There were quite a few shops in the lower part of the High Street and we can get a rough idea of where the shop was by looking at the numbers of the houses today. Harry was the second of our soldiers to have been brought up in that small area of the village.
.The family remained at the same address and as we can see from the 1911 census Harry is now at school and Harold Clark has grown up and left home.
We know very little about the family or what became of them after the war and our attempts to trace descendants of Harry’s two sisters have so far not met with any success
1901 CENSUS
1911 CENSUS
Harry enlisted in Scunthorpe during August of 1916. We cannot be certain but it was probably at one of the many recruiting rallies that were held all over the country at the time. The dreadful toll in casualties that the Battle of the Somme was beginning to inflict on the British forces meant that the need to enlist more men was greater than ever.

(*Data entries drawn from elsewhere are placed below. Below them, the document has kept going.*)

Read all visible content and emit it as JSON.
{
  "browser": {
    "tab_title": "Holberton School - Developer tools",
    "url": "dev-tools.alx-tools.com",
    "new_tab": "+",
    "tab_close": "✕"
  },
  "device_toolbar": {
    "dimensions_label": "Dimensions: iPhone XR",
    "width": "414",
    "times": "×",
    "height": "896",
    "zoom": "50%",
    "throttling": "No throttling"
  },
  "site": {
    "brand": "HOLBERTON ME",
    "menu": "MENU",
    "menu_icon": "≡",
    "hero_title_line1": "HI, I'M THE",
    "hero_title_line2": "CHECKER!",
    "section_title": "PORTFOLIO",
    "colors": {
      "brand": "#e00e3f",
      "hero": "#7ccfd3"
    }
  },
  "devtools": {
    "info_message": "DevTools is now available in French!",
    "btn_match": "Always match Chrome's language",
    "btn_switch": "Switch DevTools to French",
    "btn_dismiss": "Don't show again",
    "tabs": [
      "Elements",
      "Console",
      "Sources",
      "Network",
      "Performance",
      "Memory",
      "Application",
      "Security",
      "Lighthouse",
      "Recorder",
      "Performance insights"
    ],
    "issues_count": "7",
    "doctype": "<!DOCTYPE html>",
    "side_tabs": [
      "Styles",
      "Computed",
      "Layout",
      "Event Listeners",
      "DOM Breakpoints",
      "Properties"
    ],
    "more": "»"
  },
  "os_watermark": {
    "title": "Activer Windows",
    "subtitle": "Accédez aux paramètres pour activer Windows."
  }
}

Harry joined the King’s Own Yorkshire Light Infantry and after six months of training in various camps around England the 2nd/4th Battalion landed at Le Havre in France on January 15 1917. They were engaged in various actions along the Western Front including the Operations on the Ancre, the German retreat to the Hindenburg Line, the first attack on Bullecourt, the German attack on Lagnicourt, the Battle of Bullecourt, the actions on the Hindenburg Line, and the Cambrai Operations.
The fighting in the area around the valley of the river Ancre which is a tributary of the Somme is very well documented and famous for the introduction of the newly invented weapon of war, the Tank.
Harry seems to have been fatally injured during operations to capture the high ground above the valley of the river Ancre. Unlike many men who simply disappeared without trace, Harry is recorded as having died of his wounds. He is buried at the Varennes Military Cemetery. This cemetery was one of many that were first laid out by casualty clearing stations.
It was laid out by the 39th Casualty Clearing Station in August 1916, during the Battle of the Somme, but the first burials were made during August and September by more mobile divisional field ambulances. The 4th and 11th Casualty Clearing Stations then used the cemetery from October 1916, joined by the 47th from December 1916, but by May 1917 Varennes was deserted and remained so until the Germans launched their offensive in this quarter in April 1918. The cemetery contains 1,219 burials of the First World War, two of which were brought in from Varennes Communal Cemetery in 1934.